I think part of the problem here is your assertion that it's "supposed to be slow"
WDW management has spent much of the last 15-20 years attempting to market and promote to flesh out the entire calender year into a consistently crowded scenario...
some of it has come from promotions...some from marketing to direct areas or segments...some from special events...some from focus on conventions or group travelling events...and some because people now fly as easily as they drive and there needs to be little reason for people to pick up and fly to florida..
Case in point this week...it should be a dead travel month, but the one federal holiday yesterday is enough to have a wave of locusts descend on WDW from the Upper Midwest and Northeast...because they have one stinking day off from school...
the walt disney world marathon is specifically designed to be in the weeks following new year...because they normally were dead.
food and wine festival in october was a brilliant move...it used to be slow...now its packed.

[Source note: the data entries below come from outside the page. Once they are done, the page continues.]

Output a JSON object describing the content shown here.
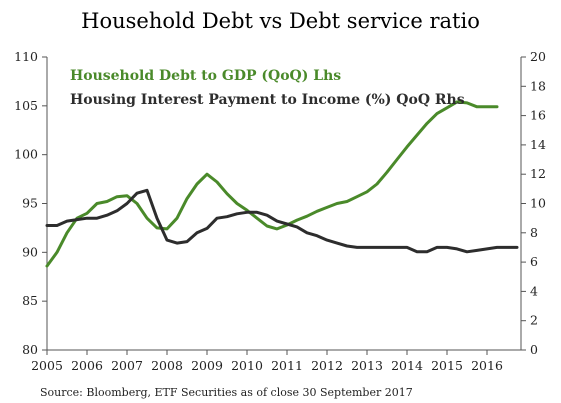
{
  "chart_data": {
    "type": "line",
    "title": "Household Debt vs Debt service ratio",
    "source": "Source: Bloomberg, ETF Securities as of close 30 September 2017",
    "x_range": [
      2005.0,
      2016.85
    ],
    "x_ticks": [
      "2005",
      "2006",
      "2007",
      "2008",
      "2009",
      "2010",
      "2011",
      "2012",
      "2013",
      "2014",
      "2015",
      "2016"
    ],
    "y_left": {
      "range": [
        80,
        110
      ],
      "ticks": [
        80,
        85,
        90,
        95,
        100,
        105,
        110
      ]
    },
    "y_right": {
      "range": [
        0,
        20
      ],
      "ticks": [
        0,
        2,
        4,
        6,
        8,
        10,
        12,
        14,
        16,
        18,
        20
      ]
    },
    "colors": {
      "debt": "#4a8a2a",
      "interest": "#2d2d2d",
      "axis": "#555555"
    },
    "series": [
      {
        "name": "Household Debt to GDP (QoQ) Lhs",
        "axis": "left",
        "color": "#4a8a2a",
        "points": [
          [
            2005.0,
            88.6
          ],
          [
            2005.25,
            90.0
          ],
          [
            2005.5,
            92.0
          ],
          [
            2005.75,
            93.5
          ],
          [
            2006.0,
            94.0
          ],
          [
            2006.25,
            95.0
          ],
          [
            2006.5,
            95.2
          ],
          [
            2006.75,
            95.7
          ],
          [
            2007.0,
            95.8
          ],
          [
            2007.25,
            95.0
          ],
          [
            2007.5,
            93.5
          ],
          [
            2007.75,
            92.5
          ],
          [
            2008.0,
            92.4
          ],
          [
            2008.25,
            93.5
          ],
          [
            2008.5,
            95.5
          ],
          [
            2008.75,
            97.0
          ],
          [
            2009.0,
            98.0
          ],
          [
            2009.25,
            97.2
          ],
          [
            2009.5,
            96.0
          ],
          [
            2009.75,
            95.0
          ],
          [
            2010.0,
            94.3
          ],
          [
            2010.25,
            93.5
          ],
          [
            2010.5,
            92.7
          ],
          [
            2010.75,
            92.4
          ],
          [
            2011.0,
            92.8
          ],
          [
            2011.25,
            93.3
          ],
          [
            2011.5,
            93.7
          ],
          [
            2011.75,
            94.2
          ],
          [
            2012.0,
            94.6
          ],
          [
            2012.25,
            95.0
          ],
          [
            2012.5,
            95.2
          ],
          [
            2012.75,
            95.7
          ],
          [
            2013.0,
            96.2
          ],
          [
            2013.25,
            97.0
          ],
          [
            2013.5,
            98.2
          ],
          [
            2013.75,
            99.5
          ],
          [
            2014.0,
            100.8
          ],
          [
            2014.25,
            102.0
          ],
          [
            2014.5,
            103.2
          ],
          [
            2014.75,
            104.2
          ],
          [
            2015.0,
            104.8
          ],
          [
            2015.25,
            105.4
          ],
          [
            2015.5,
            105.3
          ],
          [
            2015.75,
            104.9
          ],
          [
            2016.0,
            104.9
          ],
          [
            2016.25,
            104.9
          ]
        ]
      },
      {
        "name": "Housing Interest Payment to Income (%) QoQ Rhs",
        "axis": "right",
        "color": "#2d2d2d",
        "points": [
          [
            2005.0,
            8.5
          ],
          [
            2005.25,
            8.5
          ],
          [
            2005.5,
            8.8
          ],
          [
            2005.75,
            8.9
          ],
          [
            2006.0,
            9.0
          ],
          [
            2006.25,
            9.0
          ],
          [
            2006.5,
            9.2
          ],
          [
            2006.75,
            9.5
          ],
          [
            2007.0,
            10.0
          ],
          [
            2007.25,
            10.7
          ],
          [
            2007.5,
            10.9
          ],
          [
            2007.75,
            9.0
          ],
          [
            2008.0,
            7.5
          ],
          [
            2008.25,
            7.3
          ],
          [
            2008.5,
            7.4
          ],
          [
            2008.75,
            8.0
          ],
          [
            2009.0,
            8.3
          ],
          [
            2009.25,
            9.0
          ],
          [
            2009.5,
            9.1
          ],
          [
            2009.75,
            9.3
          ],
          [
            2010.0,
            9.4
          ],
          [
            2010.25,
            9.4
          ],
          [
            2010.5,
            9.2
          ],
          [
            2010.75,
            8.8
          ],
          [
            2011.0,
            8.6
          ],
          [
            2011.25,
            8.4
          ],
          [
            2011.5,
            8.0
          ],
          [
            2011.75,
            7.8
          ],
          [
            2012.0,
            7.5
          ],
          [
            2012.25,
            7.3
          ],
          [
            2012.5,
            7.1
          ],
          [
            2012.75,
            7.0
          ],
          [
            2013.0,
            7.0
          ],
          [
            2013.25,
            7.0
          ],
          [
            2013.5,
            7.0
          ],
          [
            2013.75,
            7.0
          ],
          [
            2014.0,
            7.0
          ],
          [
            2014.25,
            6.7
          ],
          [
            2014.5,
            6.7
          ],
          [
            2014.75,
            7.0
          ],
          [
            2015.0,
            7.0
          ],
          [
            2015.25,
            6.9
          ],
          [
            2015.5,
            6.7
          ],
          [
            2015.75,
            6.8
          ],
          [
            2016.0,
            6.9
          ],
          [
            2016.25,
            7.0
          ],
          [
            2016.5,
            7.0
          ],
          [
            2016.75,
            7.0
          ]
        ]
      }
    ],
    "grid": false,
    "legend_position": "top-left inside plot"
  }
}
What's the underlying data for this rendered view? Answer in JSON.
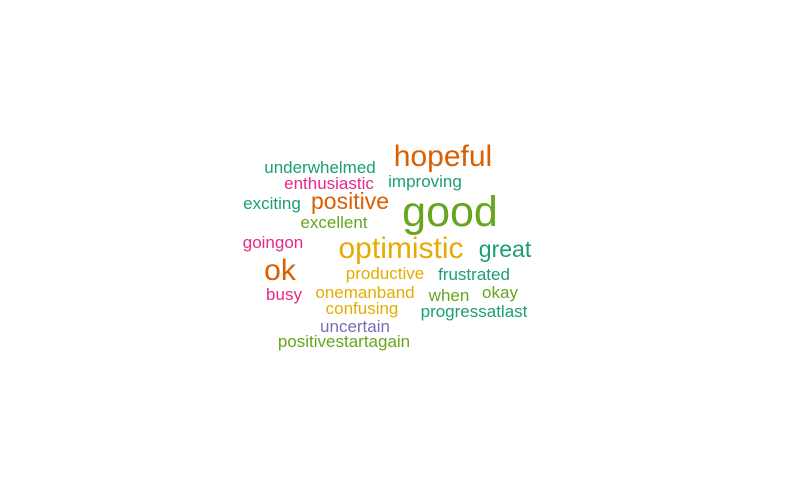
{
  "chart_data": {
    "type": "wordcloud",
    "words": [
      {
        "text": "good",
        "weight": 5,
        "color": "#66a61e"
      },
      {
        "text": "hopeful",
        "weight": 4,
        "color": "#d95f02"
      },
      {
        "text": "optimistic",
        "weight": 4,
        "color": "#e6ab02"
      },
      {
        "text": "ok",
        "weight": 4,
        "color": "#d95f02"
      },
      {
        "text": "positive",
        "weight": 3,
        "color": "#d95f02"
      },
      {
        "text": "great",
        "weight": 3,
        "color": "#1b9e77"
      },
      {
        "text": "underwhelmed",
        "weight": 1,
        "color": "#1b9e77"
      },
      {
        "text": "enthusiastic",
        "weight": 1,
        "color": "#e7298a"
      },
      {
        "text": "improving",
        "weight": 1,
        "color": "#1b9e77"
      },
      {
        "text": "exciting",
        "weight": 1,
        "color": "#1b9e77"
      },
      {
        "text": "excellent",
        "weight": 1,
        "color": "#66a61e"
      },
      {
        "text": "goingon",
        "weight": 1,
        "color": "#e7298a"
      },
      {
        "text": "productive",
        "weight": 1,
        "color": "#e6ab02"
      },
      {
        "text": "frustrated",
        "weight": 1,
        "color": "#1b9e77"
      },
      {
        "text": "busy",
        "weight": 1,
        "color": "#e7298a"
      },
      {
        "text": "onemanband",
        "weight": 1,
        "color": "#e6ab02"
      },
      {
        "text": "when",
        "weight": 1,
        "color": "#66a61e"
      },
      {
        "text": "okay",
        "weight": 1,
        "color": "#66a61e"
      },
      {
        "text": "confusing",
        "weight": 1,
        "color": "#e6ab02"
      },
      {
        "text": "progressatlast",
        "weight": 1,
        "color": "#1b9e77"
      },
      {
        "text": "uncertain",
        "weight": 1,
        "color": "#7570b3"
      },
      {
        "text": "positivestartagain",
        "weight": 1,
        "color": "#66a61e"
      }
    ]
  }
}
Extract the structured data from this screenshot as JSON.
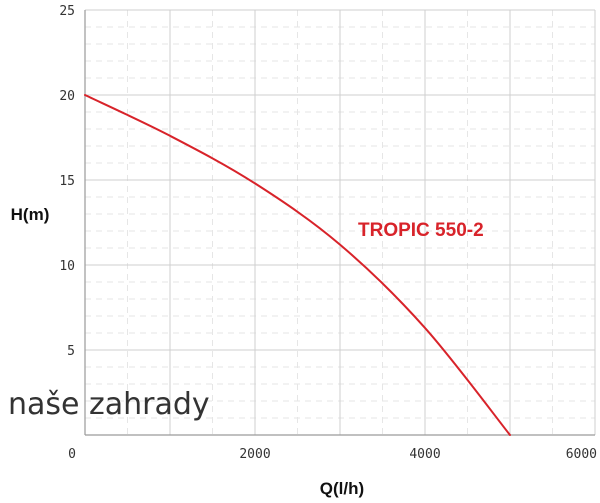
{
  "chart_data": {
    "type": "line",
    "title": "",
    "xlabel": "Q(l/h)",
    "ylabel": "H(m)",
    "xlim": [
      0,
      6000
    ],
    "ylim": [
      0,
      25
    ],
    "x_ticks": [
      "0",
      "2000",
      "4000",
      "6000"
    ],
    "y_ticks": [
      "5",
      "10",
      "15",
      "20",
      "25"
    ],
    "grid": true,
    "series": [
      {
        "name": "TROPIC 550-2",
        "color": "#d8232a",
        "x": [
          0,
          1000,
          2000,
          3000,
          4000,
          5000
        ],
        "y": [
          20,
          17.6,
          14.8,
          11.2,
          6.3,
          0
        ]
      }
    ]
  },
  "watermark": {
    "text": "naše zahrady"
  }
}
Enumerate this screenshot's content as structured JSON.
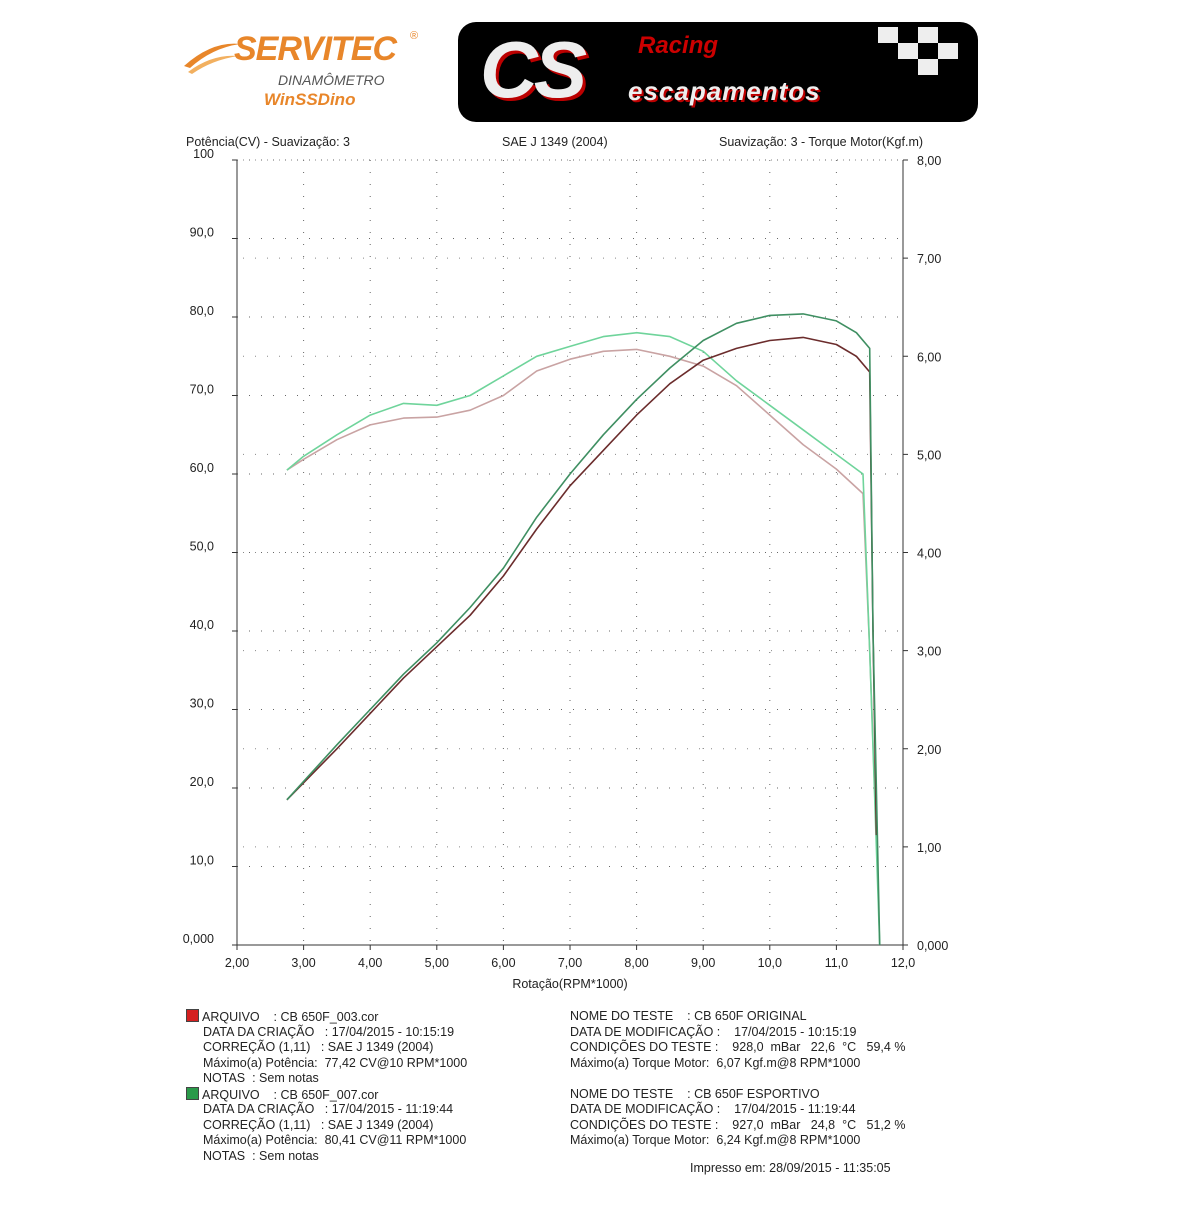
{
  "logos": {
    "servitec": {
      "name": "SERVITEC",
      "registered": "®",
      "subtitle": "DINAMÔMETRO",
      "software": "WinSSDino"
    },
    "cs": {
      "letters": "CS",
      "racing": "Racing",
      "escapamentos": "escapamentos"
    }
  },
  "header": {
    "left_axis_title": "Potência(CV) - Suavização: 3",
    "center_title": "SAE J 1349 (2004)",
    "right_axis_title": "Suavização: 3 - Torque Motor(Kgf.m)"
  },
  "chart_data": {
    "type": "line",
    "xlabel": "Rotação(RPM*1000)",
    "ylabel": "Potência(CV) - Suavização: 3",
    "y2label": "Suavização: 3 - Torque Motor(Kgf.m)",
    "xlim": [
      2,
      12
    ],
    "ylim": [
      0,
      100
    ],
    "y2lim": [
      0,
      8
    ],
    "grid": "dotted",
    "x_ticks": [
      "2,00",
      "3,00",
      "4,00",
      "5,00",
      "6,00",
      "7,00",
      "8,00",
      "9,00",
      "10,0",
      "11,0",
      "12,0"
    ],
    "y_ticks": [
      "0,000",
      "10,0",
      "20,0",
      "30,0",
      "40,0",
      "50,0",
      "60,0",
      "70,0",
      "80,0",
      "90,0",
      "100"
    ],
    "y2_ticks": [
      "0,000",
      "1,00",
      "2,00",
      "3,00",
      "4,00",
      "5,00",
      "6,00",
      "7,00",
      "8,00"
    ],
    "series": [
      {
        "file": "CB 650F_003.cor",
        "quantity": "power",
        "axis": "left",
        "color": "#6b2c2c",
        "x": [
          2.75,
          3.5,
          4.0,
          4.5,
          5.0,
          5.5,
          6.0,
          6.5,
          7.0,
          7.5,
          8.0,
          8.5,
          9.0,
          9.5,
          10.0,
          10.5,
          11.0,
          11.3,
          11.5,
          11.55,
          11.6
        ],
        "y": [
          18.5,
          25,
          29.5,
          34,
          38,
          42,
          47,
          53,
          58.5,
          63,
          67.5,
          71.5,
          74.5,
          76,
          77,
          77.4,
          76.5,
          75,
          73,
          40,
          14
        ]
      },
      {
        "file": "CB 650F_007.cor",
        "quantity": "power",
        "axis": "left",
        "color": "#3f8f62",
        "x": [
          2.75,
          3.5,
          4.0,
          4.5,
          5.0,
          5.5,
          6.0,
          6.5,
          7.0,
          7.5,
          8.0,
          8.5,
          9.0,
          9.5,
          10.0,
          10.5,
          11.0,
          11.3,
          11.5,
          11.55,
          11.65
        ],
        "y": [
          18.5,
          25.5,
          30,
          34.5,
          38.5,
          43,
          48,
          54.5,
          60,
          65,
          69.5,
          73.5,
          77,
          79.2,
          80.2,
          80.4,
          79.5,
          78,
          76,
          40,
          0
        ]
      },
      {
        "file": "CB 650F_003.cor",
        "quantity": "torque",
        "axis": "right",
        "color": "#c9a3a3",
        "x": [
          2.75,
          3.0,
          3.5,
          4.0,
          4.5,
          5.0,
          5.5,
          6.0,
          6.5,
          7.0,
          7.5,
          8.0,
          8.5,
          9.0,
          9.5,
          10.0,
          10.5,
          11.0,
          11.4,
          11.5,
          11.6
        ],
        "y": [
          4.84,
          4.95,
          5.15,
          5.3,
          5.37,
          5.38,
          5.45,
          5.6,
          5.85,
          5.97,
          6.05,
          6.07,
          6.0,
          5.9,
          5.7,
          5.4,
          5.1,
          4.85,
          4.6,
          3.0,
          1.1
        ]
      },
      {
        "file": "CB 650F_007.cor",
        "quantity": "torque",
        "axis": "right",
        "color": "#6fd49b",
        "x": [
          2.75,
          3.0,
          3.5,
          4.0,
          4.5,
          5.0,
          5.5,
          6.0,
          6.5,
          7.0,
          7.5,
          8.0,
          8.5,
          9.0,
          9.5,
          10.0,
          10.5,
          11.0,
          11.4,
          11.5,
          11.65
        ],
        "y": [
          4.84,
          4.98,
          5.2,
          5.4,
          5.52,
          5.5,
          5.6,
          5.8,
          6.0,
          6.1,
          6.2,
          6.24,
          6.2,
          6.05,
          5.75,
          5.5,
          5.25,
          5.0,
          4.8,
          3.0,
          0
        ]
      }
    ]
  },
  "legend": [
    {
      "color": "#d42020",
      "left": [
        "ARQUIVO    : CB 650F_003.cor",
        "DATA DA CRIAÇÃO   : 17/04/2015 - 10:15:19",
        "CORREÇÃO (1,11)   : SAE J 1349 (2004)",
        "Máximo(a) Potência:  77,42 CV@10 RPM*1000",
        "NOTAS  : Sem notas"
      ],
      "right": [
        "NOME DO TESTE    : CB 650F ORIGINAL",
        "DATA DE MODIFICAÇÃO :    17/04/2015 - 10:15:19",
        "CONDIÇÕES DO TESTE :    928,0  mBar   22,6  °C   59,4 %",
        "Máximo(a) Torque Motor:  6,07 Kgf.m@8 RPM*1000"
      ]
    },
    {
      "color": "#2a9a4a",
      "left": [
        "ARQUIVO    : CB 650F_007.cor",
        "DATA DA CRIAÇÃO   : 17/04/2015 - 11:19:44",
        "CORREÇÃO (1,11)   : SAE J 1349 (2004)",
        "Máximo(a) Potência:  80,41 CV@11 RPM*1000",
        "NOTAS  : Sem notas"
      ],
      "right": [
        "NOME DO TESTE    : CB 650F ESPORTIVO",
        "DATA DE MODIFICAÇÃO :    17/04/2015 - 11:19:44",
        "CONDIÇÕES DO TESTE :    927,0  mBar   24,8  °C   51,2 %",
        "Máximo(a) Torque Motor:  6,24 Kgf.m@8 RPM*1000"
      ]
    }
  ],
  "printed": "Impresso em: 28/09/2015 - 11:35:05"
}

september is traditionally the slowest month of the year...but lo and behold...they roll out "
free dining" in 2005 and all of the sudden everyone "finds the time" to spend a week in WDW in september...
october through january are big for conventions...
may through august are big for school groups...having the cheerleading championships there is another stroke of genius
then you have golf season...six weeks of halloween and two months of christmas...six weeks of spring break...fall breaks...thanksgiving breaks
British month (september)...brazilian months (their spring summer...where its 100 there...our fall/winter...where is 75-85)
presidents day...columbus day...mardi gras...bastille day...canadian boxing day...and on and on and on
so i guess...don't let any one week of crowds influence your ideas about the need for additional gates...there really aren't that many slow times anymore.
And second, we don't have our kids in school enough
and i wholeheartedly agree with faldred....labor is THE ISSUE at wdw...there isn't enough...its never cheap enough for them...and there is no way that problem can be fixed short of huge population boom or outsourcing...
the real estate bubble really exasperated this situation...as florida is still tanked and probably was set back 10-15 years by it...because theres no way to reverese the effects of housing gambling in the sun belt...as is now painfully obvious going on 5 years later...with some aspects still getting worse.